[PATCH] D152827: [AArch64] Correctly determine if {ADD,SUB}{W,X}rs instructions are cheap

Dave Green via Phabricator via llvm-commits llvm-commits at lists.llvm.org
Mon Jul 10 03:03:41 PDT 2023


dmgreen added a comment.

In D152827#4476856 <https://reviews.llvm.org/D152827#4476856>, @chill wrote:

> In D152827#4434233 <https://reviews.llvm.org/D152827#4434233>, @dmgreen wrote:
>
>> Adding handling for ADDWrs with LSLFast sounds good to me. I'm not so sure about this CustomCheapAsMoveHandling though. Ignoring the fact that isCheapAsMove is a bit of a strange concept nowadays, it seems to be missing some of the instructions usually marked as isAsCheapAsAMove (things like COPY and IMPLICIT_DEF, as well as target nodes like FMOV's and MOVI's). I would also like it if either all cpus used hasCustomCheapAsMoveHandling (especially for the testing) or if they were at least closer in terms of functionality.
>
> TBH, I greatly dislike how `AArch64InstrInfo::isAsCheapAsAMove` looks right now.
>
> It seems quite more nicer and streamlined if it was organised like:
>
>   if (Exynos things) {
>     return doExynosThings();
>   }
>   
>   switch (Opcode) {
>     default: return  MI.isAsCheapAsMove(); // fallback to the default instead of `false`
>   
>   // Opcode specific processing, look at target features
>    case Opc1:
>   ...
>     case Opc1:
>   ...
>   }
>
> It'll handle `COPY` and `IMPLICT_DEF` and no need for `FeatureCustomCheapAsMoveHandling`.

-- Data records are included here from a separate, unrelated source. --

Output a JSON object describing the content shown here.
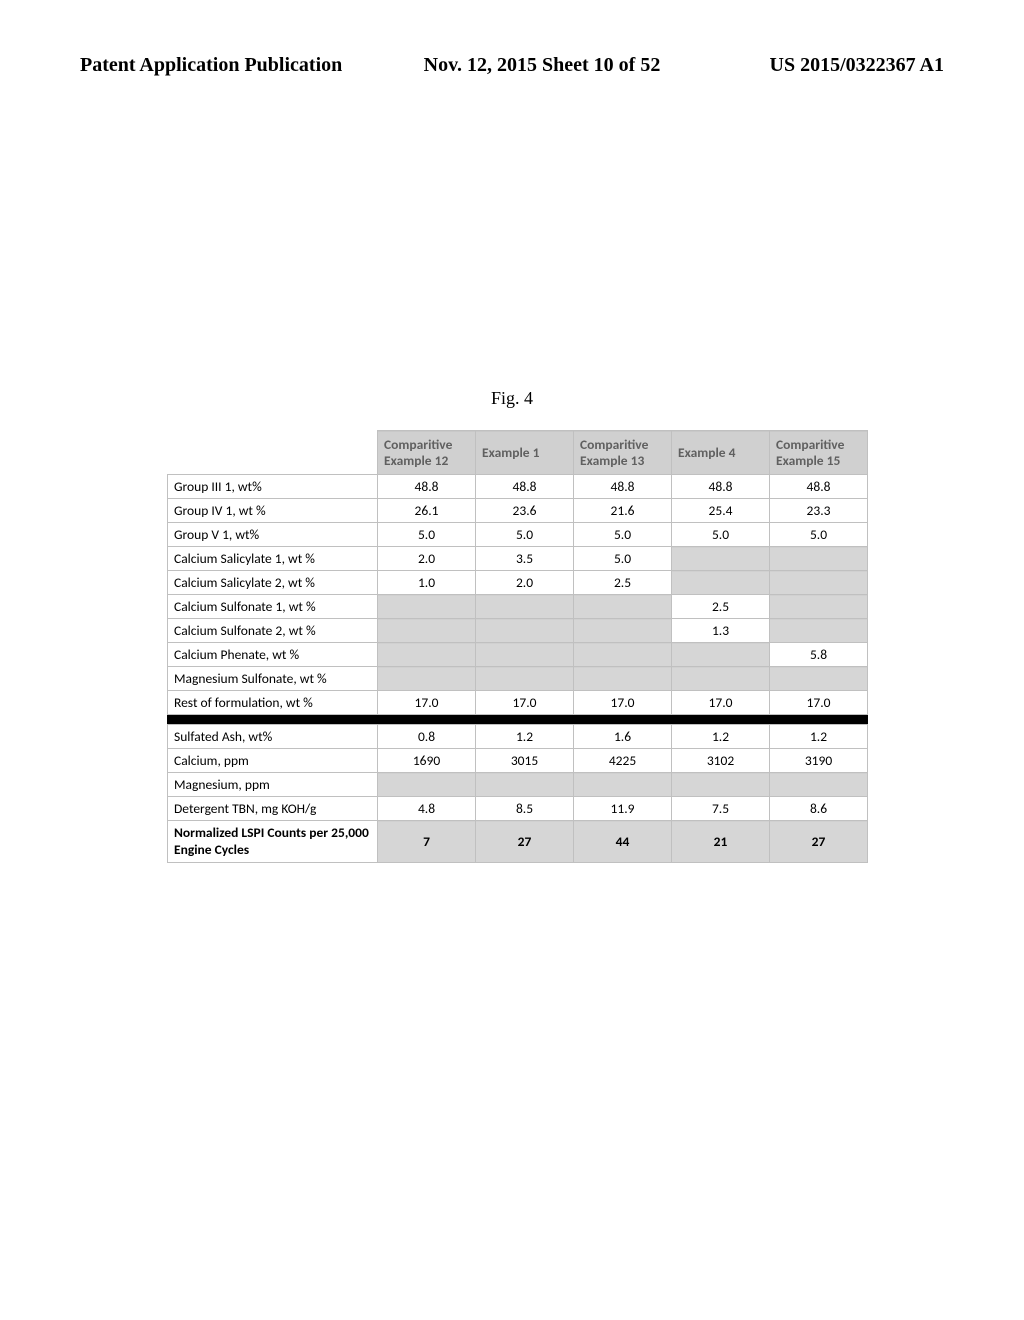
{
  "header": {
    "left": "Patent Application Publication",
    "center": "Nov. 12, 2015  Sheet 10 of 52",
    "right": "US 2015/0322367 A1"
  },
  "figure_caption": "Fig. 4",
  "table": {
    "columns": [
      {
        "label": ""
      },
      {
        "label": "Comparitive Example 12"
      },
      {
        "label": "Example 1"
      },
      {
        "label": "Comparitive Example 13"
      },
      {
        "label": "Example 4"
      },
      {
        "label": "Comparitive Example 15"
      }
    ],
    "rows": [
      {
        "label": "Group III 1, wt%",
        "cells": [
          "48.8",
          "48.8",
          "48.8",
          "48.8",
          "48.8"
        ]
      },
      {
        "label": "Group IV 1, wt %",
        "cells": [
          "26.1",
          "23.6",
          "21.6",
          "25.4",
          "23.3"
        ]
      },
      {
        "label": "Group V 1, wt%",
        "cells": [
          "5.0",
          "5.0",
          "5.0",
          "5.0",
          "5.0"
        ]
      },
      {
        "label": "Calcium Salicylate 1, wt %",
        "cells": [
          "2.0",
          "3.5",
          "5.0",
          null,
          null
        ]
      },
      {
        "label": "Calcium Salicylate 2, wt %",
        "cells": [
          "1.0",
          "2.0",
          "2.5",
          null,
          null
        ]
      },
      {
        "label": "Calcium Sulfonate 1, wt %",
        "cells": [
          null,
          null,
          null,
          "2.5",
          null
        ]
      },
      {
        "label": "Calcium Sulfonate 2, wt %",
        "cells": [
          null,
          null,
          null,
          "1.3",
          null
        ]
      },
      {
        "label": "Calcium Phenate, wt %",
        "cells": [
          null,
          null,
          null,
          null,
          "5.8"
        ]
      },
      {
        "label": "Magnesium Sulfonate, wt %",
        "cells": [
          null,
          null,
          null,
          null,
          null
        ]
      },
      {
        "label": "Rest of formulation, wt %",
        "cells": [
          "17.0",
          "17.0",
          "17.0",
          "17.0",
          "17.0"
        ]
      }
    ],
    "rows2": [
      {
        "label": "Sulfated Ash, wt%",
        "cells": [
          "0.8",
          "1.2",
          "1.6",
          "1.2",
          "1.2"
        ]
      },
      {
        "label": "Calcium, ppm",
        "cells": [
          "1690",
          "3015",
          "4225",
          "3102",
          "3190"
        ]
      },
      {
        "label": "Magnesium, ppm",
        "cells": [
          null,
          null,
          null,
          null,
          null
        ]
      },
      {
        "label": "Detergent TBN, mg KOH/g",
        "cells": [
          "4.8",
          "8.5",
          "11.9",
          "7.5",
          "8.6"
        ]
      }
    ],
    "result_row": {
      "label": "Normalized LSPI Counts per 25,000 Engine Cycles",
      "cells": [
        "7",
        "27",
        "44",
        "21",
        "27"
      ]
    }
  }
}
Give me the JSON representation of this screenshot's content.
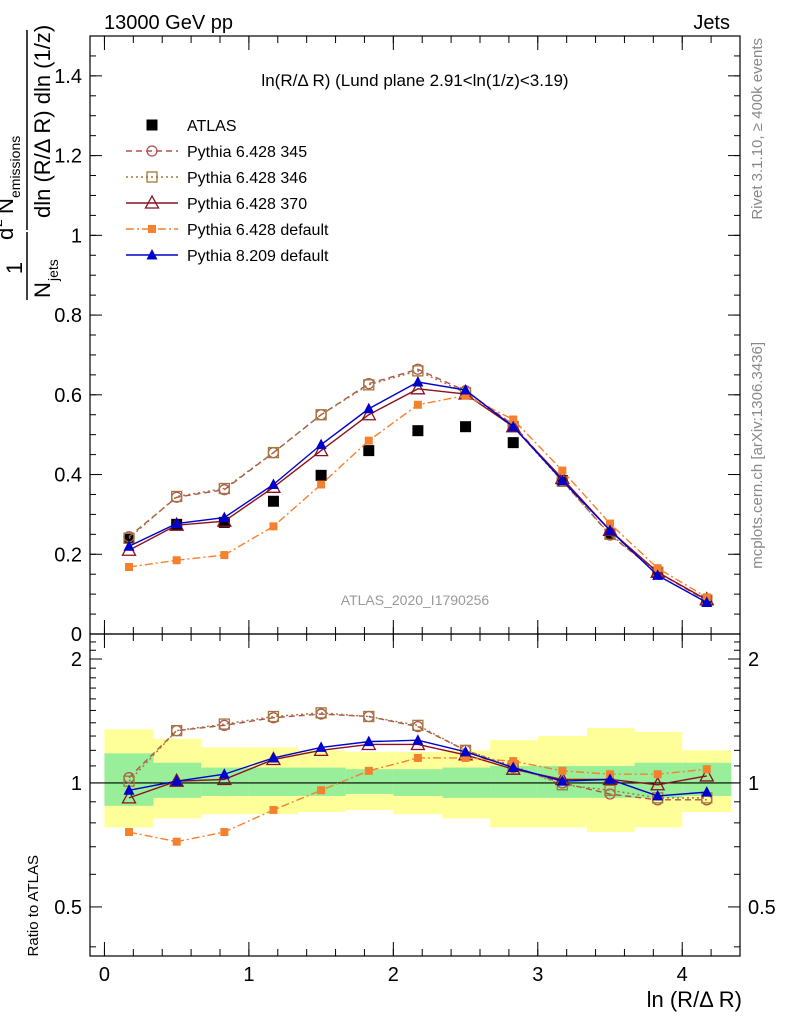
{
  "header": {
    "process": "13000 GeV pp",
    "category": "Jets",
    "side_version": "Rivet 3.1.10, ≥ 400k events",
    "side_site": "mcplots.cern.ch [arXiv:1306.3436]"
  },
  "chart_data": {
    "type": "line",
    "title": "ln(R/Δ R) (Lund plane 2.91<ln(1/z)<3.19)",
    "watermark": "ATLAS_2020_I1790256",
    "xlabel": "ln (R/Δ R)",
    "ylabel": "1/N_jets d²N_emissions / dln(R/Δ R) dln(1/z)",
    "ylabel_parts": {
      "frac_num": "1",
      "frac_den": "N",
      "frac_den_sub": "jets",
      "deriv_num_pre": "d",
      "deriv_num_sup": "2",
      "deriv_num_var": "N",
      "deriv_num_sub": "emissions",
      "deriv_den": "dln (R/Δ R) dln (1/z)"
    },
    "ratio_ylabel": "Ratio to ATLAS",
    "xlim": [
      -0.1,
      4.4
    ],
    "ylim": [
      0,
      1.5
    ],
    "ratio_ylim": [
      0.38,
      2.3
    ],
    "x_ticks": [
      0,
      1,
      2,
      3,
      4
    ],
    "x_tick_labels": [
      "0",
      "1",
      "2",
      "3",
      "4"
    ],
    "y_ticks": [
      0,
      0.2,
      0.4,
      0.6,
      0.8,
      1,
      1.2,
      1.4
    ],
    "y_tick_labels": [
      "0",
      "0.2",
      "0.4",
      "0.6",
      "0.8",
      "1",
      "1.2",
      "1.4"
    ],
    "ratio_ticks": [
      0.5,
      1,
      2
    ],
    "ratio_tick_labels": [
      "0.5",
      "1",
      "2"
    ],
    "legend_position": "top-left",
    "x": [
      0.17,
      0.5,
      0.83,
      1.17,
      1.5,
      1.83,
      2.17,
      2.5,
      2.83,
      3.17,
      3.5,
      3.83,
      4.17
    ],
    "bin_edges": [
      0,
      0.34,
      0.67,
      1.0,
      1.34,
      1.67,
      2.0,
      2.34,
      2.67,
      3.0,
      3.34,
      3.67,
      4.0,
      4.34
    ],
    "ratio_band_inner": [
      [
        0.88,
        1.18
      ],
      [
        0.92,
        1.12
      ],
      [
        0.93,
        1.09
      ],
      [
        0.93,
        1.09
      ],
      [
        0.93,
        1.09
      ],
      [
        0.94,
        1.08
      ],
      [
        0.93,
        1.08
      ],
      [
        0.92,
        1.09
      ],
      [
        0.92,
        1.1
      ],
      [
        0.92,
        1.1
      ],
      [
        0.92,
        1.1
      ],
      [
        0.92,
        1.12
      ],
      [
        0.93,
        1.12
      ]
    ],
    "ratio_band_outer": [
      [
        0.78,
        1.35
      ],
      [
        0.82,
        1.28
      ],
      [
        0.84,
        1.22
      ],
      [
        0.84,
        1.22
      ],
      [
        0.85,
        1.2
      ],
      [
        0.86,
        1.19
      ],
      [
        0.84,
        1.19
      ],
      [
        0.82,
        1.2
      ],
      [
        0.78,
        1.27
      ],
      [
        0.78,
        1.3
      ],
      [
        0.76,
        1.36
      ],
      [
        0.78,
        1.33
      ],
      [
        0.85,
        1.2
      ]
    ],
    "series": [
      {
        "name": "ATLAS",
        "style": "data",
        "color": "#000000",
        "values": [
          0.24,
          0.275,
          0.28,
          0.333,
          0.398,
          0.46,
          0.51,
          0.52,
          0.48,
          0.385,
          0.25,
          0.155,
          0.085
        ],
        "ratio": [
          1,
          1,
          1,
          1,
          1,
          1,
          1,
          1,
          1,
          1,
          1,
          1,
          1
        ]
      },
      {
        "name": "Pythia 6.428 345",
        "style": "circle-open",
        "dash": "6,4",
        "color": "#b35050",
        "values": [
          0.244,
          0.343,
          0.362,
          0.455,
          0.55,
          0.628,
          0.664,
          0.61,
          0.525,
          0.385,
          0.248,
          0.155,
          0.083
        ],
        "ratio": [
          1.03,
          1.34,
          1.38,
          1.44,
          1.47,
          1.45,
          1.37,
          1.2,
          1.09,
          1.0,
          0.94,
          0.91,
          0.91
        ]
      },
      {
        "name": "Pythia 6.428 346",
        "style": "square-open",
        "dash": "2,3",
        "color": "#a07838",
        "values": [
          0.24,
          0.345,
          0.365,
          0.455,
          0.55,
          0.625,
          0.66,
          0.605,
          0.52,
          0.383,
          0.25,
          0.155,
          0.085
        ],
        "ratio": [
          1.01,
          1.34,
          1.39,
          1.45,
          1.48,
          1.45,
          1.38,
          1.2,
          1.1,
          0.99,
          0.96,
          0.92,
          0.92
        ]
      },
      {
        "name": "Pythia 6.428 370",
        "style": "triangle-open",
        "dash": "",
        "color": "#8a1020",
        "values": [
          0.21,
          0.273,
          0.283,
          0.368,
          0.46,
          0.55,
          0.615,
          0.602,
          0.52,
          0.39,
          0.26,
          0.155,
          0.086
        ],
        "ratio": [
          0.92,
          1.01,
          1.02,
          1.14,
          1.2,
          1.24,
          1.24,
          1.17,
          1.08,
          1.02,
          1.02,
          0.99,
          1.04
        ]
      },
      {
        "name": "Pythia 6.428 default",
        "style": "square-filled",
        "dash": "8,3,2,3",
        "color": "#f5812f",
        "values": [
          0.168,
          0.185,
          0.198,
          0.27,
          0.375,
          0.485,
          0.575,
          0.598,
          0.538,
          0.41,
          0.277,
          0.165,
          0.092
        ],
        "ratio": [
          0.76,
          0.72,
          0.76,
          0.86,
          0.96,
          1.07,
          1.15,
          1.15,
          1.13,
          1.07,
          1.05,
          1.05,
          1.08
        ]
      },
      {
        "name": "Pythia 8.209 default",
        "style": "triangle-filled",
        "dash": "",
        "color": "#0000cc",
        "values": [
          0.22,
          0.277,
          0.292,
          0.375,
          0.475,
          0.565,
          0.632,
          0.612,
          0.52,
          0.385,
          0.26,
          0.147,
          0.079
        ],
        "ratio": [
          0.96,
          1.01,
          1.05,
          1.15,
          1.22,
          1.26,
          1.27,
          1.19,
          1.09,
          1.01,
          1.02,
          0.93,
          0.95
        ]
      }
    ]
  }
}
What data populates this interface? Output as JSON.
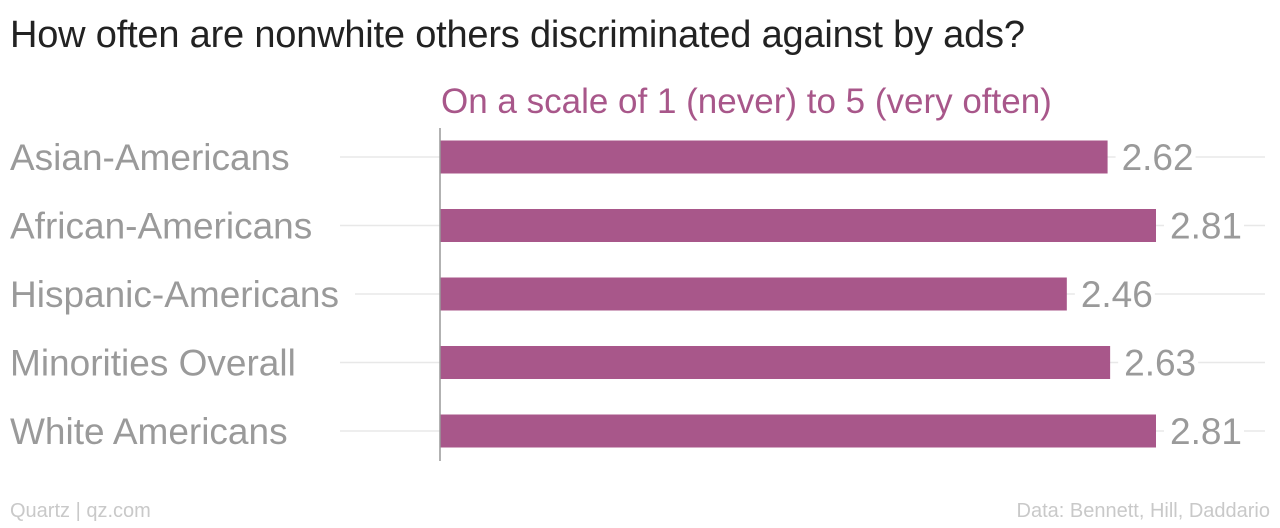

Yeah that sounds like a good idea. We can be more precise and have less unnecessary alternative code paths. I'll take a look.

>> Do we think that isAsCheapAsAMove should be all instructions that are really as cheap as a mov? (As in, zero latency move instructions, handled in rename). Or should it be all instructions that are single cycle, like ADDs and ORRs, etc?
>
> What I can tell from looking at the source, it's used as a heuristic, guiding re-materialisation (?), so it's usually in the context of shortening/not-extending live ranges
> and trying to avoid spills, in that sense  one-cycle ADD could be more expensive on paper that a zero-latency MOV, but in practice I'm not sure MOV's advantage
> materialises that often.

That sounds OK to me. We can treat it as cheap instructions that are roughly cost=1, and hopefully the benchmarks will agree.

BTW, we found recently that LSLFast may want to be split into two different features. One for whether the add with shift will be cheap and another for the addressing modes. That shouldn't alter much here though, it just might be split out in the future.